Patterns of Multimorbidity in the Aged Population. Results from the KORA-Age Study
Inge Kirchberger, Christa Meisinger, Margit Heier, Anja-Kerstin Zimmermann, Barbara Thorand, Christine S. Autenrieth, Annette Peters, Karl-Heinz Ladwig, Angela D?ring
PLOS ONE , 2012, DOI: 10.1371/journal.pone.0030556
Abstract: Multimorbidity is a common problem in aged populations with a wide range of individual and societal consequences. The objective of the study was to explore patterns of comorbidity and multimorbidity in an elderly population using different analytical approaches. Data were gathered from the population-based KORA-Age project, which included 4,127 persons aged 65–94 years living in the city of Augsburg and its two surrounding counties in Southern Germany. Information on the presence of 13 chronic conditions was collected in a standardized telephone interview and a self-administered questionnaire. Patterns of comorbidity and multimorbidity were analyzed using prevalence figures, logistic regression models and exploratory tetrachoric factor analysis. The prevalence of multimorbidity (≥2 diseases) was 58.6% in the total sample. Hypertension and diabetes (Odds Ratio [OR] 2.95, 99.58% confidence interval [CI] [2.19–3.96]), as well as hypertension and stroke (OR 2.00, 99.58% CI [1.26–3.16]) most often occurred in combination. This association was independent of age, sex and the presence of other conditions. Using factor analysis, we identified four patterns of multimorbidity: the first pattern includes cardiovascular and metabolic diseases, the second includes joint, liver, lung and eye diseases, the third covers mental and neurologic diseases and the fourth pattern includes gastrointestinal diseases and cancer. 44% of the persons were assigned to at least one of the four multimorbidity patterns; 14% could be assigned to both the cardiovascular/metabolic and the joint/liver/lung/eye pattern.

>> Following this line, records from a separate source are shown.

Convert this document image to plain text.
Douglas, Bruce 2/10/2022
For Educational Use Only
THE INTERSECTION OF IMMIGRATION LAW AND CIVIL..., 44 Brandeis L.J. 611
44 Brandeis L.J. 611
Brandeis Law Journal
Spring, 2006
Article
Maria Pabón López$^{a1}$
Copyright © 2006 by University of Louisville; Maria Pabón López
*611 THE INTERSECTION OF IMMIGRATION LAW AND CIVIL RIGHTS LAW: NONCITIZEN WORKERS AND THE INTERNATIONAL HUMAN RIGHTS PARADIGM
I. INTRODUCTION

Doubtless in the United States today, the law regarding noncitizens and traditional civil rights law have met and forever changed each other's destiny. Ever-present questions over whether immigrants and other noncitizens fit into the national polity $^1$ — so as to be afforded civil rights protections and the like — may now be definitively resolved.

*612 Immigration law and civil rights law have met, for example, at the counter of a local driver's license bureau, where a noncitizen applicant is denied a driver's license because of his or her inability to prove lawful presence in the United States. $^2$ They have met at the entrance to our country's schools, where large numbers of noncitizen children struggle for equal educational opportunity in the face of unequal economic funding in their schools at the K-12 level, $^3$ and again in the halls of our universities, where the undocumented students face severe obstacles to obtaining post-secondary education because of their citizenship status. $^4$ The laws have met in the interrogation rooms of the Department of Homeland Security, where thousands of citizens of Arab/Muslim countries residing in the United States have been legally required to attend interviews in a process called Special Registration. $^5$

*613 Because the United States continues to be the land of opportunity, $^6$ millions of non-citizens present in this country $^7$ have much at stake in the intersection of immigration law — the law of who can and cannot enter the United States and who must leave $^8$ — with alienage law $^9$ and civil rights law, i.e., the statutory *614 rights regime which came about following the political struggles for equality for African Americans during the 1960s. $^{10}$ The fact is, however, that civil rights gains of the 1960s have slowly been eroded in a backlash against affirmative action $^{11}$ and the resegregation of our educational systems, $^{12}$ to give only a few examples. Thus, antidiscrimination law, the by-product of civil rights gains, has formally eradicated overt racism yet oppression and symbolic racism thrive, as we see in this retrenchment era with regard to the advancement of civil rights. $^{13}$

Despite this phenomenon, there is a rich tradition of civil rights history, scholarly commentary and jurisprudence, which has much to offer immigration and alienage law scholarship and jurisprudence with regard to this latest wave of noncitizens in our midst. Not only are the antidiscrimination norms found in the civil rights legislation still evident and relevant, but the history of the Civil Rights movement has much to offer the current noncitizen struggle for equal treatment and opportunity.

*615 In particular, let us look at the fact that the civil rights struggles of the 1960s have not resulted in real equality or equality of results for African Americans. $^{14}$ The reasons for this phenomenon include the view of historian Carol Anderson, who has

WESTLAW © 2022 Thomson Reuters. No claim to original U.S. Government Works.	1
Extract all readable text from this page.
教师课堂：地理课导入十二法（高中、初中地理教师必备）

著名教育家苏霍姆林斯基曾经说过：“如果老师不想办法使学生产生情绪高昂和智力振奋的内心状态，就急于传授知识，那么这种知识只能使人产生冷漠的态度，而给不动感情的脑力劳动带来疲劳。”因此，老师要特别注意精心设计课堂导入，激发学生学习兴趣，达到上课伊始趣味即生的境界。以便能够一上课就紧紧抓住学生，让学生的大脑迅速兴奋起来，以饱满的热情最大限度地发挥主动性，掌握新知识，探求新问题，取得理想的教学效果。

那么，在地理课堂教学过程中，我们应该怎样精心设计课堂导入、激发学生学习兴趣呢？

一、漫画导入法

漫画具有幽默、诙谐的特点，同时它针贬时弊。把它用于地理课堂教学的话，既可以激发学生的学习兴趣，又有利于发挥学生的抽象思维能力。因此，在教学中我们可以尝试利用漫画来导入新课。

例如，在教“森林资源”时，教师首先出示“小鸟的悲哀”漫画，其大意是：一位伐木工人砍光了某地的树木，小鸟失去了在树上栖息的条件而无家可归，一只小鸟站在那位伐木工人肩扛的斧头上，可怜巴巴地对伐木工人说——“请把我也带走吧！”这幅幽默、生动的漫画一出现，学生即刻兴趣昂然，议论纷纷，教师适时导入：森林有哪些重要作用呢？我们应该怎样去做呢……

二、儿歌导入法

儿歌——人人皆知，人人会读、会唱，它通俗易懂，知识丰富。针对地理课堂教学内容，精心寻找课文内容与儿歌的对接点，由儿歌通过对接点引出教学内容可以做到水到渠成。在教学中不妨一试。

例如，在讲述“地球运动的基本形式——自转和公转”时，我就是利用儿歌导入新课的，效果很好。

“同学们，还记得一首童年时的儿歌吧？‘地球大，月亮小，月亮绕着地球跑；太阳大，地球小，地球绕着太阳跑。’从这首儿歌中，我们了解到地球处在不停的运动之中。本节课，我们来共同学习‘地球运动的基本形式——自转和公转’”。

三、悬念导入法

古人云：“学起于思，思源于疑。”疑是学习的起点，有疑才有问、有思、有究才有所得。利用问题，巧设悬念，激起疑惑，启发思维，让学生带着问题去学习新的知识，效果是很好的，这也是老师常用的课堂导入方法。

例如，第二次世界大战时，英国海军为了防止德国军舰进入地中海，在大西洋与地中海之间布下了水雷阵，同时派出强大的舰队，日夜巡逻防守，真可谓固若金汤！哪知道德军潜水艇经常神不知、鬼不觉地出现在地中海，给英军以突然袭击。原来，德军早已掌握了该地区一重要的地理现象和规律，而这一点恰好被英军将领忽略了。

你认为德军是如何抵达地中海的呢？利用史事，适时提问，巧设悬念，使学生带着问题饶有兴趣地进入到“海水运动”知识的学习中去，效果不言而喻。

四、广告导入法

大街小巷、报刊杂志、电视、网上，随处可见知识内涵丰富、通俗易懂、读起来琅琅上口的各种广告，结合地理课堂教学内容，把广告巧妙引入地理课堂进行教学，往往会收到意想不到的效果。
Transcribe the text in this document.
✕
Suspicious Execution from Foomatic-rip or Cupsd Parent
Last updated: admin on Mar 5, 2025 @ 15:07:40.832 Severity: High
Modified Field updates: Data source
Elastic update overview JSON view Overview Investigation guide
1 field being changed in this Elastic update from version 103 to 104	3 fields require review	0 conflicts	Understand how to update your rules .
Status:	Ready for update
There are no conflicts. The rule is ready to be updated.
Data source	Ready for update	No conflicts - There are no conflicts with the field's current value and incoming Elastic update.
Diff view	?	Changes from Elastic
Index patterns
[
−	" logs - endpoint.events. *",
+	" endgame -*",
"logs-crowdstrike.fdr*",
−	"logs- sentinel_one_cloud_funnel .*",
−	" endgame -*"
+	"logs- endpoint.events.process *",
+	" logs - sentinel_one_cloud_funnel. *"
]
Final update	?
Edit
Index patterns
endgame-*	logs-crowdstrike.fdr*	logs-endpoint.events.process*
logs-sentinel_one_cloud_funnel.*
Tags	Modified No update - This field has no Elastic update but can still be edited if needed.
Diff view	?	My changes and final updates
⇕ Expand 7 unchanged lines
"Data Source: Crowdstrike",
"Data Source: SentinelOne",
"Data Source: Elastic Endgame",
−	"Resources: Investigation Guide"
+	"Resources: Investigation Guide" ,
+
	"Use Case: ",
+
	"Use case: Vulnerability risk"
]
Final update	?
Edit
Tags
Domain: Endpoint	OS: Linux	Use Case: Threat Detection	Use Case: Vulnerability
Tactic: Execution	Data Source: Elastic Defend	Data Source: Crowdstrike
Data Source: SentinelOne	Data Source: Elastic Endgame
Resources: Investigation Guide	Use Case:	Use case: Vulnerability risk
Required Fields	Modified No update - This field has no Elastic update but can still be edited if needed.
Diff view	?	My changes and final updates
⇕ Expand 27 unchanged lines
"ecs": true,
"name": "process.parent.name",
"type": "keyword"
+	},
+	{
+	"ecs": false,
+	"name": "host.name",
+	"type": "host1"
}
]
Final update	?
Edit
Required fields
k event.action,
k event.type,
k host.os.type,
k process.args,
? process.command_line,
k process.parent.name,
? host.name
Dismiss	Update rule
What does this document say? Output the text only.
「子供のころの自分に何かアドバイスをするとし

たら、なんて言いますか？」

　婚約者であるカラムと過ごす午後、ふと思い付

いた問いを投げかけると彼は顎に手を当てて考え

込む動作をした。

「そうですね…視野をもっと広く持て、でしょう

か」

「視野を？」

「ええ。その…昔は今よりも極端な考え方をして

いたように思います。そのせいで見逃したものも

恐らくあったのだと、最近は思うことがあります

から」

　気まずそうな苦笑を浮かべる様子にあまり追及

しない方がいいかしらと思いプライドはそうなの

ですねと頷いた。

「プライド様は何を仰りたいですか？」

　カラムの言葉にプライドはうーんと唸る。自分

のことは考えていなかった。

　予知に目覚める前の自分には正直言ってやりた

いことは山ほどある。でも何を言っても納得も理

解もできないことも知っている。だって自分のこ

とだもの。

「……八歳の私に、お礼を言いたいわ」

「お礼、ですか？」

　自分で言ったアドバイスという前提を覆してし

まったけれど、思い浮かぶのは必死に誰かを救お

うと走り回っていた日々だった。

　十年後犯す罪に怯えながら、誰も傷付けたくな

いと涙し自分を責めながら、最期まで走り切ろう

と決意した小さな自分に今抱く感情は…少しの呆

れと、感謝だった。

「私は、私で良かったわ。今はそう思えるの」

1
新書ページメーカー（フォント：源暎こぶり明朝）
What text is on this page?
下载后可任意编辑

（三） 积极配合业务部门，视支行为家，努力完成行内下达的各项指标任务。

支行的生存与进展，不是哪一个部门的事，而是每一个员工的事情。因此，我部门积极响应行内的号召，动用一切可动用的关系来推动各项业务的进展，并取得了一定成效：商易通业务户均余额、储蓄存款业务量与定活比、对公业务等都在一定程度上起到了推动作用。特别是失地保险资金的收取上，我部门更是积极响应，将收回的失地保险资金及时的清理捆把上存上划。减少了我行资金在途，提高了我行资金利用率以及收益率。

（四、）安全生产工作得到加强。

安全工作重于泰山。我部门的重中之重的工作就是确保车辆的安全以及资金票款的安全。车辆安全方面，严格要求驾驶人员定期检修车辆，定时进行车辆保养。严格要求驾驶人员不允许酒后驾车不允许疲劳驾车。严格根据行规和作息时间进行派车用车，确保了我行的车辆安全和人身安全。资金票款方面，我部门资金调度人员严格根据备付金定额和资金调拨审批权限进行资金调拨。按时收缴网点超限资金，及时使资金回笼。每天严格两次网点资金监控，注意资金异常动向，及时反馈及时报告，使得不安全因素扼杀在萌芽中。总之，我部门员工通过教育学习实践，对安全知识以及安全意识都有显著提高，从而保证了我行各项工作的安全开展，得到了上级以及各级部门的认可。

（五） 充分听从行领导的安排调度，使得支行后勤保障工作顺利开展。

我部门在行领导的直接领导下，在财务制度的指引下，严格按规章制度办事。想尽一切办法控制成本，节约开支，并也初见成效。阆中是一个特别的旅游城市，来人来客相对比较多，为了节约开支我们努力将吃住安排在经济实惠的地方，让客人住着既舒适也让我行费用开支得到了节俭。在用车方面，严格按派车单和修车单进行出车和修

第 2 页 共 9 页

Further common pairs were the mental/neurologic pattern combined with the cardiovascular/metabolic pattern (7.2%) or the joint/liver/lung/eye pattern (5.3%), respectively. Our results confirmed the existence of co-occurrence of certain diseases in elderly persons, which is not caused by chance. Some of the identified patterns of multimorbidity and their overlap may indicate common underlying pathological mechanisms.